Schließlich steht der Anwendbarkeit des Grundsatzes der unvordenklichen Verjährung entgegen, dass der streitige Gehweg, unterstellt, er sei von der Öffentlichkeit unter stillschweigender Duldung des Privateigentümers in der Überzeugung der Rechtmäßigkeit als öffentlicher Weg benutzt worden, nicht lange genug als solcher genutzt worden ist. An diesen Nachweis sind mit Rücksicht auf die erheblichen Auswirkungen auf die Rechtssphäre des Eigentümers, über dessen privaten Grund ein öffentlicher Weg verläuft, strenge Anforderungen zu stellen; im Zweifel kann nicht von der Existenz eines öffentlichen Weges ausgegangen werden. Als notwendige Dauer einer Benutzung in der vorbeschriebenen Weise ist prinzipiell ein Zeitraum von 40 Jahren zu Grunde zu legen, für den die Benutzung nachgewiesen werden muss; für die diesen 40 Jahren vorangegangenen 40 Jahre darf keine gegenteilige Erinnerung an einen anderen Rechtszustand bestehen. Zur Beurteilung der Voraussetzungen der unvordenklichen Verjährung ist demnach eine rückblickende Betrachtung notwendig, die, wie das Abstellen auf die Erinnerung noch lebender Personen ("seit Menschengedenken") zeigt, grundsätzlich von der jeweiligen Gegenwart ihren Ausgang nehmen müsste. Da seit Inkraftreten des Landesstraßengesetzes am 1. Januar 1962 Wege nur noch durch eine förmliche Verfügung - eine Widmung - die Eigenschaft einer öffentlichen Straße erlangen konnten, ist als Bezugspunkt für die rückblickende Betrachtung aber stattdessen auf den Zeitpunkt des Inkrafttretens des nordrheinwestfälischen Straßenrechts abzustellen.

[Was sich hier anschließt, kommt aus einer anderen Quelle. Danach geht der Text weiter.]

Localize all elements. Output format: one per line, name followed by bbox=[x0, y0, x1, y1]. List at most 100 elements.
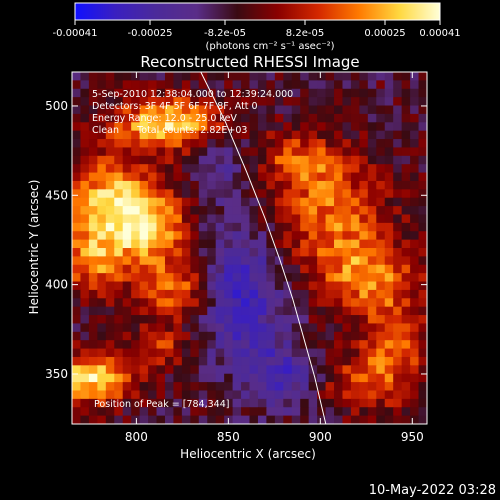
heatmap-cell bbox=[359, 180, 369, 190]
heatmap-cell bbox=[190, 189, 200, 199]
heatmap-cell bbox=[190, 239, 200, 249]
heatmap-cell bbox=[88, 356, 98, 366]
heatmap-cell bbox=[317, 80, 327, 90]
heatmap-cell bbox=[283, 130, 293, 140]
heatmap-cell bbox=[384, 222, 394, 232]
heatmap-cell bbox=[232, 172, 242, 182]
heatmap-cell bbox=[131, 88, 141, 98]
heatmap-cell bbox=[300, 281, 310, 291]
heatmap-cell bbox=[173, 222, 183, 232]
heatmap-cell bbox=[266, 239, 276, 249]
heatmap-cell bbox=[393, 382, 403, 392]
heatmap-cell bbox=[72, 256, 82, 266]
heatmap-cell bbox=[164, 122, 175, 132]
heatmap-cell bbox=[342, 281, 352, 291]
heatmap-cell bbox=[241, 273, 251, 283]
colorbar-tick-label: -0.00041 bbox=[53, 28, 98, 39]
heatmap-cell bbox=[376, 180, 386, 190]
heatmap-cell bbox=[274, 105, 284, 115]
heatmap-cell bbox=[359, 398, 369, 408]
heatmap-cell bbox=[207, 331, 217, 341]
heatmap-cell bbox=[249, 365, 259, 375]
heatmap-cell bbox=[232, 289, 242, 299]
heatmap-cell bbox=[72, 122, 82, 132]
heatmap-cell bbox=[367, 323, 377, 333]
heatmap-cell bbox=[249, 164, 259, 174]
heatmap-cell bbox=[376, 231, 386, 241]
heatmap-cell bbox=[274, 390, 284, 400]
heatmap-cell bbox=[367, 113, 377, 123]
heatmap-cell bbox=[266, 398, 276, 408]
heatmap-cell bbox=[342, 264, 352, 274]
heatmap-cell bbox=[266, 323, 276, 333]
heatmap-cell bbox=[215, 139, 225, 149]
heatmap-cell bbox=[401, 248, 411, 257]
heatmap-cell bbox=[257, 139, 267, 149]
heatmap-cell bbox=[241, 105, 251, 115]
heatmap-cell bbox=[80, 206, 90, 216]
heatmap-cell bbox=[215, 105, 225, 115]
heatmap-cell bbox=[308, 306, 318, 316]
heatmap-cell bbox=[410, 298, 420, 308]
heatmap-cell bbox=[359, 197, 369, 207]
heatmap-cell bbox=[393, 239, 403, 249]
heatmap-cell bbox=[224, 323, 234, 333]
heatmap-cell bbox=[410, 256, 420, 266]
heatmap-cell bbox=[88, 113, 98, 123]
heatmap-cell bbox=[156, 281, 166, 291]
heatmap-cell bbox=[308, 180, 318, 190]
heatmap-cell bbox=[173, 147, 183, 157]
heatmap-cell bbox=[173, 356, 183, 366]
heatmap-cell bbox=[173, 122, 183, 132]
heatmap-cell bbox=[410, 306, 420, 316]
heatmap-cell bbox=[215, 197, 225, 207]
heatmap-cell bbox=[156, 164, 166, 174]
heatmap-cell bbox=[97, 298, 107, 308]
heatmap-cell bbox=[88, 222, 98, 232]
heatmap-cell bbox=[80, 365, 90, 375]
heatmap-cell bbox=[207, 289, 217, 299]
heatmap-cell bbox=[181, 273, 191, 283]
heatmap-cell bbox=[148, 323, 158, 333]
heatmap-cell bbox=[198, 256, 208, 266]
heatmap-cell bbox=[418, 273, 427, 283]
heatmap-cell bbox=[88, 147, 98, 157]
heatmap-cell bbox=[105, 315, 115, 325]
heatmap-cell bbox=[410, 80, 420, 90]
heatmap-cell bbox=[308, 248, 318, 257]
heatmap-cell bbox=[410, 331, 420, 341]
heatmap-cell bbox=[224, 97, 234, 107]
heatmap-cell bbox=[190, 306, 200, 316]
colorbar-tick-label: -8.2e-05 bbox=[204, 28, 246, 39]
heatmap-cell bbox=[148, 315, 158, 325]
heatmap-cell bbox=[266, 315, 276, 325]
heatmap-cell bbox=[88, 306, 98, 316]
heatmap-cell bbox=[148, 222, 158, 232]
heatmap-cell bbox=[80, 155, 90, 165]
heatmap-cell bbox=[241, 382, 251, 392]
heatmap-cell bbox=[300, 97, 310, 107]
heatmap-cell bbox=[215, 281, 225, 291]
heatmap-cell bbox=[97, 197, 107, 207]
heatmap-cell bbox=[384, 273, 394, 283]
heatmap-cell bbox=[164, 113, 175, 123]
heatmap-cell bbox=[207, 147, 217, 157]
heatmap-cell bbox=[139, 373, 149, 383]
heatmap-cell bbox=[308, 331, 318, 341]
heatmap-cell bbox=[291, 231, 301, 241]
heatmap-cell bbox=[156, 407, 166, 417]
heatmap-cell bbox=[418, 197, 427, 207]
heatmap-cell bbox=[266, 147, 276, 157]
heatmap-cell bbox=[148, 390, 158, 400]
heatmap-cell bbox=[334, 147, 344, 157]
heatmap-cell bbox=[88, 97, 98, 107]
heatmap-cell bbox=[173, 105, 183, 115]
heatmap-cell bbox=[342, 72, 352, 81]
heatmap-cell bbox=[114, 356, 124, 366]
heatmap-cell bbox=[291, 390, 301, 400]
heatmap-cell bbox=[173, 231, 183, 241]
heatmap-cell bbox=[384, 122, 394, 132]
heatmap-cell bbox=[198, 180, 208, 190]
heatmap-cell bbox=[249, 340, 259, 350]
heatmap-cell bbox=[232, 248, 242, 257]
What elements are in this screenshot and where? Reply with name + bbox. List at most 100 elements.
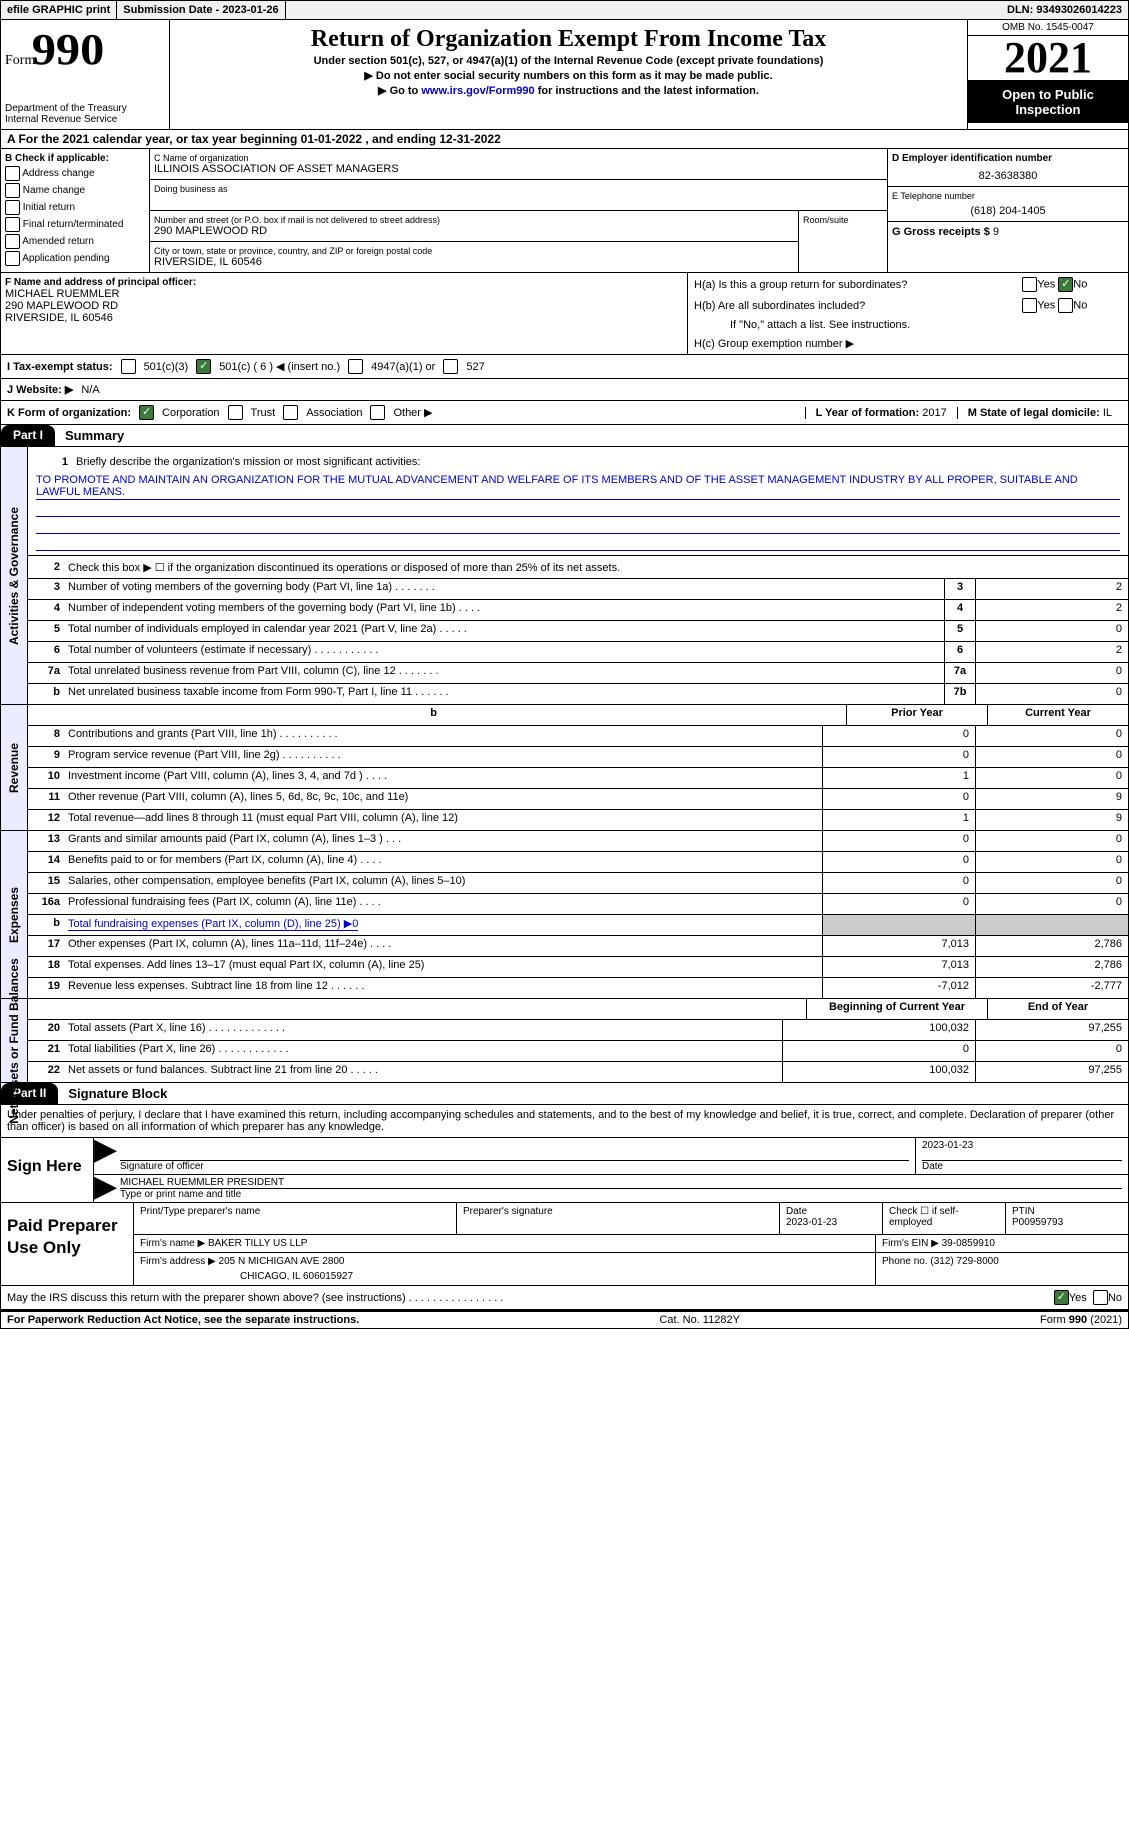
firm-ein: 39-0859910 [942, 1238, 995, 1249]
prep-date: 2023-01-23 [786, 1217, 876, 1228]
line-5-text: Total number of individuals employed in … [64, 621, 944, 641]
street-label: Number and street (or P.O. box if mail i… [154, 215, 794, 225]
org-name-label: C Name of organization [154, 153, 883, 163]
side-revenue: Revenue [1, 705, 28, 830]
q2-label: Check this box ▶ ☐ if the organization d… [64, 559, 1128, 576]
line-15-text: Salaries, other compensation, employee b… [64, 873, 822, 893]
submission-date: Submission Date - 2023-01-26 [117, 1, 285, 19]
line-20-end: 97,255 [975, 1020, 1128, 1040]
subtitle-2: ▶ Do not enter social security numbers o… [178, 69, 959, 82]
firm-ein-label: Firm's EIN ▶ [882, 1238, 939, 1249]
side-governance: Activities & Governance [1, 447, 28, 704]
discuss-no[interactable] [1093, 1290, 1108, 1305]
tax-year: 2021 [968, 36, 1128, 81]
officer-name: MICHAEL RUEMMLER [5, 288, 683, 300]
line-16b-curr [975, 915, 1128, 935]
check-501c3[interactable] [121, 359, 136, 374]
phone: (618) 204-1405 [892, 205, 1124, 217]
check-corp[interactable]: ✓ [139, 405, 154, 420]
line-19-text: Revenue less expenses. Subtract line 18 … [64, 978, 822, 998]
officer-city: RIVERSIDE, IL 60546 [5, 312, 683, 324]
line-9-prior: 0 [822, 747, 975, 767]
check-initial[interactable] [5, 200, 20, 215]
check-final[interactable] [5, 217, 20, 232]
col-b: B Check if applicable: Address change Na… [1, 149, 150, 272]
prep-phone-label: Phone no. [882, 1256, 928, 1267]
prep-date-label: Date [786, 1206, 876, 1217]
hb-no[interactable] [1058, 298, 1073, 313]
line-21-beg: 0 [782, 1041, 975, 1061]
ein: 82-3638380 [892, 170, 1124, 182]
col-h: H(a) Is this a group return for subordin… [688, 273, 1128, 354]
row-fh: F Name and address of principal officer:… [0, 273, 1129, 355]
phone-label: E Telephone number [892, 191, 1124, 201]
dept-label-2: Internal Revenue Service [5, 114, 165, 125]
sig-date-label: Date [922, 1161, 1122, 1172]
check-name-change[interactable] [5, 183, 20, 198]
gross: 9 [993, 226, 999, 238]
line-14-text: Benefits paid to or for members (Part IX… [64, 852, 822, 872]
ha-label: H(a) Is this a group return for subordin… [690, 275, 1016, 294]
line-16b-prior [822, 915, 975, 935]
line-16a-curr: 0 [975, 894, 1128, 914]
check-amended[interactable] [5, 234, 20, 249]
line-22-beg: 100,032 [782, 1062, 975, 1082]
check-pending[interactable] [5, 251, 20, 266]
line-22-text: Net assets or fund balances. Subtract li… [64, 1062, 782, 1082]
hb-yes[interactable] [1022, 298, 1037, 313]
part-1-title: Summary [55, 425, 134, 446]
check-other[interactable] [370, 405, 385, 420]
hb-label: H(b) Are all subordinates included? [690, 296, 1016, 315]
section-revenue: Revenue bPrior YearCurrent Year 8Contrib… [0, 705, 1129, 831]
part-2-title: Signature Block [58, 1083, 177, 1104]
line-17-prior: 7,013 [822, 936, 975, 956]
col-f: F Name and address of principal officer:… [1, 273, 688, 354]
end-year-header: End of Year [987, 999, 1128, 1019]
header-row: Form990 Department of the Treasury Inter… [0, 20, 1129, 130]
part-1-tab: Part I [1, 425, 55, 446]
city: RIVERSIDE, IL 60546 [154, 256, 794, 268]
line-16a-text: Professional fundraising fees (Part IX, … [64, 894, 822, 914]
line-15-prior: 0 [822, 873, 975, 893]
check-assoc[interactable] [283, 405, 298, 420]
row-k: K Form of organization: ✓Corporation Tru… [0, 401, 1129, 425]
check-addr-change[interactable] [5, 166, 20, 181]
q1-label: Briefly describe the organization's miss… [72, 454, 1120, 470]
line-7b-text: Net unrelated business taxable income fr… [64, 684, 944, 704]
ha-yes[interactable] [1022, 277, 1037, 292]
footer-right: Form 990 (2021) [1040, 1314, 1122, 1326]
discuss-text: May the IRS discuss this return with the… [7, 1292, 1054, 1304]
subtitle-1: Under section 501(c), 527, or 4947(a)(1)… [178, 55, 959, 67]
firm-name-label: Firm's name ▶ [140, 1238, 205, 1249]
prep-print-label: Print/Type preparer's name [140, 1206, 450, 1217]
period-row: A For the 2021 calendar year, or tax yea… [0, 130, 1129, 149]
line-17-curr: 2,786 [975, 936, 1128, 956]
side-net-assets: Net Assets or Fund Balances [1, 999, 28, 1082]
line-13-text: Grants and similar amounts paid (Part IX… [64, 831, 822, 851]
footer-mid: Cat. No. 11282Y [659, 1314, 740, 1326]
check-527[interactable] [443, 359, 458, 374]
form-number: 990 [32, 24, 105, 75]
dln: DLN: 93493026014223 [1001, 1, 1128, 19]
arrow-icon: ▶ [94, 1138, 114, 1174]
officer-label: F Name and address of principal officer: [5, 277, 683, 288]
check-4947[interactable] [348, 359, 363, 374]
efile-button[interactable]: efile GRAPHIC print [1, 1, 117, 19]
sig-date: 2023-01-23 [922, 1140, 1122, 1161]
check-trust[interactable] [228, 405, 243, 420]
officer-street: 290 MAPLEWOOD RD [5, 300, 683, 312]
line-9-text: Program service revenue (Part VIII, line… [64, 747, 822, 767]
header-left: Form990 Department of the Treasury Inter… [1, 20, 170, 129]
hc-label: H(c) Group exemption number ▶ [690, 335, 1126, 352]
line-22-end: 97,255 [975, 1062, 1128, 1082]
line-11-curr: 9 [975, 789, 1128, 809]
check-501c[interactable]: ✓ [196, 359, 211, 374]
prior-year-header: Prior Year [846, 705, 987, 725]
irs-link[interactable]: www.irs.gov/Form990 [421, 85, 534, 97]
preparer-block: Paid Preparer Use Only Print/Type prepar… [0, 1203, 1129, 1286]
ha-no[interactable]: ✓ [1058, 277, 1073, 292]
discuss-yes[interactable]: ✓ [1054, 1290, 1069, 1305]
dba-label: Doing business as [154, 184, 883, 194]
prep-phone: (312) 729-8000 [930, 1256, 998, 1267]
line-21-text: Total liabilities (Part X, line 26) . . … [64, 1041, 782, 1061]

OVG NRW, Urteil vom 25. März 1993 - 23 A 991/89 -, UA S. 15 ff., m.w.N.

Für den danach zunächst in den Blick zu nehmenden Zeitraum etwa ab 1920 steht es nicht zur Überzeugung des Senates fest, dass der Weg in der Überzeugung der Rechtmäßigkeit als öffentlicher Weg benutzt worden ist. Denn trotz der bereits erwähnten Restzweifel ist frühestens ab 1929/30 die Nutzung eines Gehweges vor dem Haus S. straßeP 143 bezeugt. Es fehlen somit an dem jedenfalls erforderlichen 40-jährigen Zeitraum der Nutzung der Wegefläche ungefähr 10 Jahre.

Lassen sich die tatsächlichen Voraussetzungen für die Annahme einer unvordenklichen Verjährung mithin nicht feststellen, so muss es bei der Vermutung der Freiheit des Privateigentums von öffentlichen Lasten sein Bewenden haben.

Die Kostenentscheidung folgt aus den §§ 154 Abs. 1 und 2, 155 Abs. 1 VwGO.

Die Revision ist nicht zuzulassen, weil die Voraussetzungen des § 132 Abs. 2 VwGO nicht vorliegen.